SiteGround has gained a lot of popularity and is the recommended go-to hosting company by WordPress.org and WPbeginner. While there are better hosting solutions on the market, using Siteground for WordPress hosting is ideal if you’re looking for an inexpensive shared hosting solution that is easy to use.
I won’t cover every feature and service offered by SiteGround; rather, I will point out a few reasons why you might want to use SiteGround. I’ll also add a quick Siteground vs Bluehost comparison at the end since these two services get compared for some reason.
SiteGround for WordPress Hosting
Easy WordPress Install
Recently, SiteGround switched from the traditional CPanel backend to a more streamlined administration panel that makes installing software, handling databases, setting up FTP accounts, and configuring email accounts, and accessing the file system much more simple. This isn’t to say that CPanel and other control panels aren’t simple to use, but SiteGround makes it very easy to install WordPress and Woocommerce, especially for those who are launching a website for the first time.
In addition to the streamlined backend, the Siteground for WordPress installation process will also guide you through selecting a theme and any recommended plugins. These are all plugins and themes that you would normally find in the WordPress.org repository but some of the recommendations are useful such as Google Analytics from MonsterInsights, Yoast Seo suite, and WordPress’s Jetpack.
What sets SiteGround apart from many other hosting companies is their attention to detail and tweaks that make shared hosting useful. Ordinarily, when it comes to WordPress installations, I don’t encourage the use of shared hosting due to the lack of resources and tweaks that you’re unable to take advantage of because of limited access. To be clear, I recommend a VPS server for WordPress sites, especially if you’re setting up an e-commerce site.

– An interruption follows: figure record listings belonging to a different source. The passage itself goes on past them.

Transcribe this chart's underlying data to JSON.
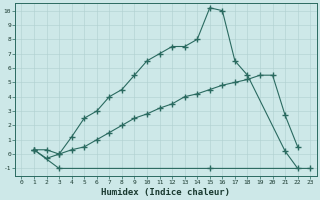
{
  "xlabel": "Humidex (Indice chaleur)",
  "bg_color": "#cde8e8",
  "line_color": "#2a6a60",
  "xlim": [
    -0.5,
    23.5
  ],
  "ylim": [
    -1.5,
    10.5
  ],
  "line1_x": [
    1,
    2,
    3,
    4,
    5,
    6,
    7,
    8,
    9,
    10,
    11,
    12,
    13,
    14,
    15,
    16,
    17,
    18,
    21,
    22
  ],
  "line1_y": [
    0.3,
    -0.3,
    0.0,
    1.2,
    2.5,
    3.0,
    4.0,
    4.5,
    5.5,
    6.5,
    7.0,
    7.5,
    7.5,
    8.0,
    10.2,
    10.0,
    6.5,
    5.5,
    0.2,
    -1.0
  ],
  "line2_x": [
    1,
    2,
    3,
    4,
    5,
    6,
    7,
    8,
    9,
    10,
    11,
    12,
    13,
    14,
    15,
    16,
    17,
    18,
    19,
    20,
    21,
    22
  ],
  "line2_y": [
    0.3,
    0.3,
    0.0,
    0.3,
    0.5,
    1.0,
    1.5,
    2.0,
    2.5,
    2.8,
    3.2,
    3.5,
    4.0,
    4.2,
    4.5,
    4.8,
    5.0,
    5.2,
    5.5,
    5.5,
    2.7,
    0.5
  ],
  "line3_x": [
    1,
    3,
    15,
    23
  ],
  "line3_y": [
    0.3,
    -1.0,
    -1.0,
    -1.0
  ]
}
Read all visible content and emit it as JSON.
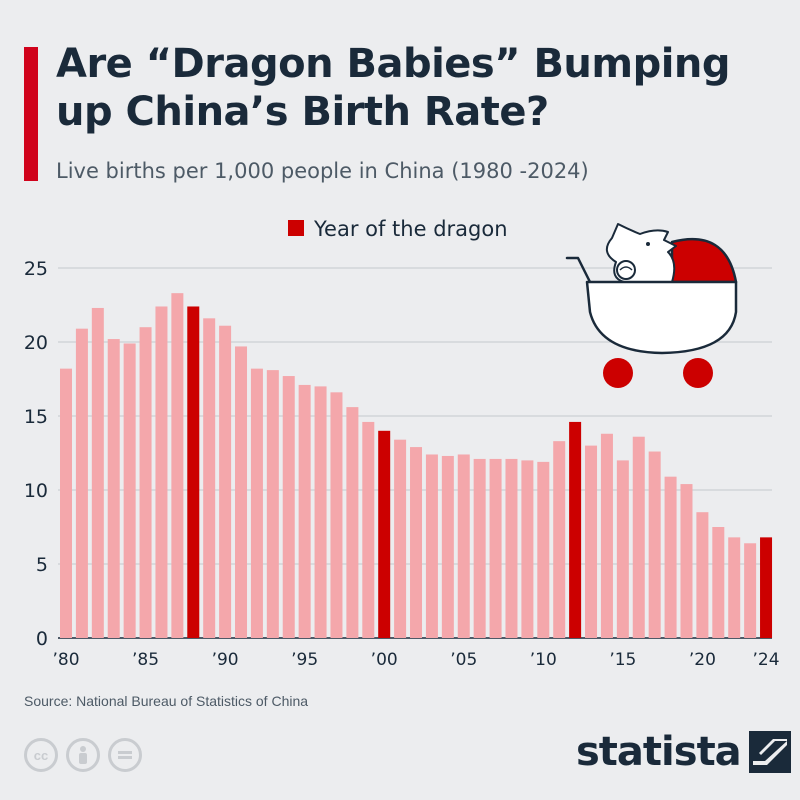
{
  "header": {
    "title": "Are “Dragon Babies” Bumping up China’s Birth Rate?",
    "subtitle": "Live births per 1,000 people in China (1980 -2024)"
  },
  "legend": {
    "label": "Year of the dragon"
  },
  "colors": {
    "accent": "#d0021b",
    "bar": "#f4a7ab",
    "highlight": "#cc0000",
    "text": "#1a2a3a",
    "grid": "#c5c9ce"
  },
  "icons": {
    "illustration": "stroller-dragon-icon",
    "cc": "cc-icon",
    "by": "person-icon",
    "nd": "equals-icon",
    "brand": "statista-logo-icon"
  },
  "chart_data": {
    "type": "bar",
    "title": "Are “Dragon Babies” Bumping up China’s Birth Rate?",
    "subtitle": "Live births per 1,000 people in China (1980 -2024)",
    "xlabel": "",
    "ylabel": "",
    "ylim": [
      0,
      25
    ],
    "yticks": [
      0,
      5,
      10,
      15,
      20,
      25
    ],
    "grid": true,
    "legend_position": "top",
    "x": [
      1980,
      1981,
      1982,
      1983,
      1984,
      1985,
      1986,
      1987,
      1988,
      1989,
      1990,
      1991,
      1992,
      1993,
      1994,
      1995,
      1996,
      1997,
      1998,
      1999,
      2000,
      2001,
      2002,
      2003,
      2004,
      2005,
      2006,
      2007,
      2008,
      2009,
      2010,
      2011,
      2012,
      2013,
      2014,
      2015,
      2016,
      2017,
      2018,
      2019,
      2020,
      2021,
      2022,
      2023,
      2024
    ],
    "values": [
      18.2,
      20.9,
      22.3,
      20.2,
      19.9,
      21.0,
      22.4,
      23.3,
      22.4,
      21.6,
      21.1,
      19.7,
      18.2,
      18.1,
      17.7,
      17.1,
      17.0,
      16.6,
      15.6,
      14.6,
      14.0,
      13.4,
      12.9,
      12.4,
      12.3,
      12.4,
      12.1,
      12.1,
      12.1,
      12.0,
      11.9,
      13.3,
      14.6,
      13.0,
      13.8,
      12.0,
      13.6,
      12.6,
      10.9,
      10.4,
      8.5,
      7.5,
      6.8,
      6.4,
      6.8
    ],
    "dragon_years": [
      1988,
      2000,
      2012,
      2024
    ],
    "series": [
      {
        "name": "Year of the dragon"
      }
    ],
    "xtick_labels": [
      {
        "year": 1980,
        "label": "’80"
      },
      {
        "year": 1985,
        "label": "’85"
      },
      {
        "year": 1990,
        "label": "’90"
      },
      {
        "year": 1995,
        "label": "’95"
      },
      {
        "year": 2000,
        "label": "’00"
      },
      {
        "year": 2005,
        "label": "’05"
      },
      {
        "year": 2010,
        "label": "’10"
      },
      {
        "year": 2015,
        "label": "’15"
      },
      {
        "year": 2020,
        "label": "’20"
      },
      {
        "year": 2024,
        "label": "’24"
      }
    ]
  },
  "footer": {
    "source": "Source: National Bureau of Statistics of China",
    "cc_label": "cc",
    "brand": "statista"
  }
}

However, using SiteGround for WordPress has it’s advantages. First, it’s clear that SiteGround focuses and specializes in WordPress hosting. It’s always better to use a hosting company that does something well instead of one that offers all types of services at low prices. SiteGround allows you to turn on useful services such as Memcached and Object “Dynamic Caching”. These are services that you wouldn’t normally have access to unless you own a VPS server, and they greatly increase page loading times according to GTMetrix, Pingdom, and Pagespeed Insights.
In addition, SiteGround makes it very easy to connect your website to the Cloudflare CDN which also increases page loading speeds, security, and provides a free SSL certification if you don’t have one. You will still need to register for a Cloudflare account but the SiteGround for WordPress setup process makes it very quick and easy.
Over the last few years, more webmasters have moved away from Apache and have started to use NGINX as a replacement or a reverse proxy/load balancer. Without going into much detail on the topic, NGINX can handle more traffic and deliver CSS, JS, HTML, and Images much faster and efficiently. It also does a much better job than Apache of handling DDOS attacks.
This service is activated when you’re using SiteGround for WordPress hosting. There isn’t anything additional that you need to do. Most shared hosting services use Apache as a web server, and the only way you can install NGINX is to upgrade to a VPS server. Even then, you would need to manually install it or use a WHM/CPanel plugin like Engintron.
The result of having SiteGround’s “SuperCacher” (Memcached, Object Cache) and NGINX delivery means that you get a pretty fast WordPress site out of the box. Below, is my GTmetrix score is on a new WordPress setup with the basic theme and recommended plugins.
The reason for the YSlow score being 82% is because GTMETRIX is asking me to use a CDN since I haven’t connected to Cloudflare. Ideally, it would be best if you used a proper CDN such as KeyCDN with Cloudflare for better security and faster delivery. KeyCDN isn’t free, but the cost is minimal. Adding $50 to the account should last most people a whole year. Also, the only score that is important here is the fully loaded time of 2.2 seconds, which is very good.
SiteGround for WordPress
If I had to recommend a particular package, I would recommend their GrowBig package as it offers the SuperCacher, free site migration, staging, unlimited sites, and cost only $5.95 with a renewal price of $19.95 per mo. The StartUP package doesn’t offer the SuperCacher, and the GoGEEK is too expensive, in my view. For a renewal price of $34.95, you really should have a VPS server instead. Lastly, SiteGround offers a 30-day money-back guarantee if you’re not happy with the service.
SiteGround vs BlueHost
In this SiteGround vs Bluehost comparison, we see that SiteGround beats Bluehost in terms of performance tweaks, free automated backups, and has free site migration depending on the package your buy. SiteGround has simply taken the time to make regular shared hosting worth using by utilizing NGINX delivery and allow you to turn on server level caching solutions. However, using BlueHost for WordPress hosting also has its advantages. It is inexpensive, also easy to use, and offer plenty of professional services to help you grow an online business.